If there was inaction for the past six years, that covers a period when we were both Ministers together in the coalition Government. The noble Baroness asked whether it was fair to ask people to wait. What we propose would bring a swifter solution to those who have already waited a long time—as I agree—than the alternative of a statutory scheme which, as I said, requires primary legislation, regulations controlling SME lending, which is not regulated at the moment, and then possibly expensive access to the tribunal through legal representation for SMEs.
The banks have a good record of observing the recommendations of the financial ombudsman scheme, so we should let them have the opportunity to show that they will also honour the recommendations of the two schemes being announced today, which will be up and running in the autumn—far sooner than a statutory scheme.
I recognise that there are more cases than the one that has generated the interest. There has been a lot of press interest in some RBS schemes. Looking at the FCA estimates, we estimate that the expansion in eligibility for the FOS scheme will result in no more than an additional 1,300 cases from businesses on top of the existing 6,000 cases from microenterprises. To put that in context, the employment tribunal received over 109,000 cases in the financial year. We think the FCA’s planned expansion of the FOS to include small businesses is the right and proportionate response.

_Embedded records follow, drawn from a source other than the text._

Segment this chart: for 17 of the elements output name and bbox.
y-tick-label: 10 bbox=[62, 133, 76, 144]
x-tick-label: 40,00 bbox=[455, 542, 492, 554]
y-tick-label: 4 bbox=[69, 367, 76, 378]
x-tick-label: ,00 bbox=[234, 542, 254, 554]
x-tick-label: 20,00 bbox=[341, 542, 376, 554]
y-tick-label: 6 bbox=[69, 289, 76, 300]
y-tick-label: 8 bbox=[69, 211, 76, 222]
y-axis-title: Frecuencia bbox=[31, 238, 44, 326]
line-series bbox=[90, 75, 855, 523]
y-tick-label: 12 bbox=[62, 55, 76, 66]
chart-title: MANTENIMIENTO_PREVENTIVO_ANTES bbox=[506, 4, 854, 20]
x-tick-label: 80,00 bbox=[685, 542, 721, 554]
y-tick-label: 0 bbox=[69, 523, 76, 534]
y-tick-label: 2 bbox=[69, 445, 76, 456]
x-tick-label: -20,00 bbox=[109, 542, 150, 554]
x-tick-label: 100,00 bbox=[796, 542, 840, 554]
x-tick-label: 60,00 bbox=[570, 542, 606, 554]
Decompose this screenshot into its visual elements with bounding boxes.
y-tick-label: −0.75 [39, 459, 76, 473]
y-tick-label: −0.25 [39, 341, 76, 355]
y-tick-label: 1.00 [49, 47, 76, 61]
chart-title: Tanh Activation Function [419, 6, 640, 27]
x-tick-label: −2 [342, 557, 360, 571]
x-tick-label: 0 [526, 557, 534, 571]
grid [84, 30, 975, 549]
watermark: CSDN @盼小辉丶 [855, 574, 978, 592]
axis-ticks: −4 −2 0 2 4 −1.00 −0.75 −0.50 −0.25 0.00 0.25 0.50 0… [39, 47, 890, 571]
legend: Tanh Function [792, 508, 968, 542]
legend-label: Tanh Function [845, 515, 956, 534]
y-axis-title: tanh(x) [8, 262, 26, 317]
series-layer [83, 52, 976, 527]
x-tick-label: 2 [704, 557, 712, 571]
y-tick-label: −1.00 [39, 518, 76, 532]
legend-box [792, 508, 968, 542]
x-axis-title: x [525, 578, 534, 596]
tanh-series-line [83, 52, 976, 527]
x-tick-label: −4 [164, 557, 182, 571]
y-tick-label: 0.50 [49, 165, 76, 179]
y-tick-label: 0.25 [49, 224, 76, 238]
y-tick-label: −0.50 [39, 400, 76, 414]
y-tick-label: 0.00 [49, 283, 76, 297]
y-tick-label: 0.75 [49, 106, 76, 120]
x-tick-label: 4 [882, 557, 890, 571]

We look forward to the next steps and to these vital pieces.
The noble Lord then asked me a number of questions about the incentive loans or interest rates that banks sometimes offer and some of their other practices. I am not sure whether they fall precisely under the remit I have just announced but, if the noble Lord will permit, I will write to him when I have received further clarification.

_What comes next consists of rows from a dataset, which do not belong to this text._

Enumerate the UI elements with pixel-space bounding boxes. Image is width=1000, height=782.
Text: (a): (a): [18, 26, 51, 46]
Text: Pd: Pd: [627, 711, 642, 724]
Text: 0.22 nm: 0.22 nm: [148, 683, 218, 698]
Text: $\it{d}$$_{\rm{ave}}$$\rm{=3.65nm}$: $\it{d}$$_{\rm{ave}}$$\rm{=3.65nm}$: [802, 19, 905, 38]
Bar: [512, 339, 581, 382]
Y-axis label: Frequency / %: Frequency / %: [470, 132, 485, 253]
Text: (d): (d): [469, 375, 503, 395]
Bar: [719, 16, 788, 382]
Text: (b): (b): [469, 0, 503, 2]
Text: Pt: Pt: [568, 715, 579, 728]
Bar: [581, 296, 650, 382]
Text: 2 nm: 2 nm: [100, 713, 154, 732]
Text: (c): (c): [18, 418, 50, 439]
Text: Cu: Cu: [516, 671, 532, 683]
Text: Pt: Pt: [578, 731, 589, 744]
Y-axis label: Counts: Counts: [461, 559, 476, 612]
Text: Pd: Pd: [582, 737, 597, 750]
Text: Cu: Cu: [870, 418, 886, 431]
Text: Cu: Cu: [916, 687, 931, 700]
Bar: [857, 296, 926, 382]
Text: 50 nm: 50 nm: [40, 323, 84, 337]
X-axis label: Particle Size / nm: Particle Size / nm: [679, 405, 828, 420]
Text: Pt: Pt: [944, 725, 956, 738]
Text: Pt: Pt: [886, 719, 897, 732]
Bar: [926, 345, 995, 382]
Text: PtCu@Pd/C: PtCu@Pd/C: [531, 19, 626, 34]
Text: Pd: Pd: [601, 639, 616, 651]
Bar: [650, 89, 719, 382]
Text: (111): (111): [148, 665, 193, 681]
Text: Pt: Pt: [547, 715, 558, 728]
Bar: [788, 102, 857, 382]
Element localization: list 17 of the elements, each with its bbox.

My Lords, since I can now follow up with another question, I remind the Minister that during the coalition years Vince Cable, in his role at BIS, commissioned the first investigation into the many complaints against RBS, its abuse and its behaviour. As a consequence the FCA, as it is now—the regulator—was asked to act. The regulator commissioned a consultant called Promontory to produce a report, which was utterly damning—but we did not know that, because it was not published—and the summary the FCA produced was 180 degrees different from the underlying report. It was only its leakage and its exposure that brought this to much wider attention. Essentially, Members on all sides of this House—and in the other House—have been dragging this Government to try to deal with this and to get the FCA and the other regulators to deal with their underlying responsibilities. Would it not be appropriate to make sure that, where an institution is to any degree regulated by either the FCA or the PRA, they take fundamental responsibility for its ethical behaviour and not limit themselves to the narrow regulatory perimeter behind which they hide?

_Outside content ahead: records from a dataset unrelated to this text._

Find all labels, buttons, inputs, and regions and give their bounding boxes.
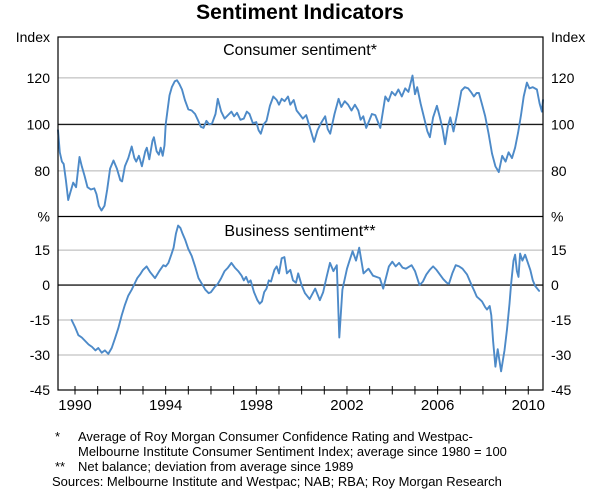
footnotes: * Average of Roy Morgan Consumer Confiden… (52, 429, 592, 489)
y-axis-label-left-Index: Index (16, 29, 50, 45)
x-axis-label-1998: 1998 (240, 397, 273, 414)
plot-area: Index Index 120 120 100 100 80 80 Consumer senti… (16, 29, 586, 414)
y-axis-label-right-15: 15 (551, 242, 567, 258)
x-axis-label-2010: 2010 (512, 397, 545, 414)
footnote-text: Net balance; deviation from average sinc… (78, 459, 354, 474)
y-axis-label-left-80: 80 (34, 163, 50, 179)
panel-title-top: Consumer sentiment* (223, 42, 377, 59)
plot-border (57, 36, 544, 391)
y-axis-label-left-0: 0 (42, 277, 50, 293)
y-axis-label-right--45: -45 (551, 382, 571, 398)
panel-title-bottom: Business sentiment** (224, 223, 375, 240)
series-line-consumer-sentiment (57, 74, 544, 212)
y-axis-label-left-15: 15 (34, 242, 50, 258)
y-axis-label-right-80: 80 (551, 163, 567, 179)
footnote-1-line-2: Melbourne Institute Consumer Sentiment I… (78, 444, 507, 459)
x-axis-label-1994: 1994 (149, 397, 182, 414)
x-axis-label-2006: 2006 (421, 397, 454, 414)
y-axis-label-right--15: -15 (551, 312, 571, 328)
y-axis-label-right-Index: Index (551, 29, 585, 45)
x-axis-label-2002: 2002 (330, 397, 363, 414)
y-axis-label-right-120: 120 (551, 70, 575, 86)
x-axis-label-1990: 1990 (58, 397, 91, 414)
y-axis-label-left-100: 100 (27, 116, 51, 132)
footnote-2-line-1: ** Net balance; deviation from average si… (52, 459, 592, 474)
footnote-marker: * (55, 429, 61, 444)
sources-line: Sources: Melbourne Institute and Westpac… (52, 474, 502, 489)
y-axis-label-right--30: -30 (551, 347, 571, 363)
footnote-1-line-1: * Average of Roy Morgan Consumer Confiden… (52, 429, 592, 444)
footnote-marker: ** (55, 459, 66, 474)
y-axis-label-right-100: 100 (551, 116, 575, 132)
y-axis-label-right-0: 0 (551, 277, 559, 293)
chart-title: Sentiment Indicators (196, 1, 404, 24)
y-axis-label-left--45: -45 (30, 382, 50, 398)
footnote-text: Average of Roy Morgan Consumer Confidenc… (78, 429, 473, 444)
y-axis-label-right-%: % (551, 209, 563, 225)
y-axis-label-left-120: 120 (27, 70, 51, 86)
series-line-business-sentiment (70, 224, 541, 373)
y-axis-label-left--15: -15 (30, 312, 50, 328)
y-axis-label-left-%: % (38, 209, 50, 225)
y-axis-label-left--30: -30 (30, 347, 50, 363)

I do not disagree with the recommendation the noble Baroness made at the end: that they should have a broader remit in their responsibilities and not confine themselves to the narrow remit that may be set out. Again, perhaps I can write to her, as she has strayed just a little from the rather narrow case that brought me to the Dispatch Box. She raises an important point about the broader responsibilities of regulatory bodies, which I will write to her about.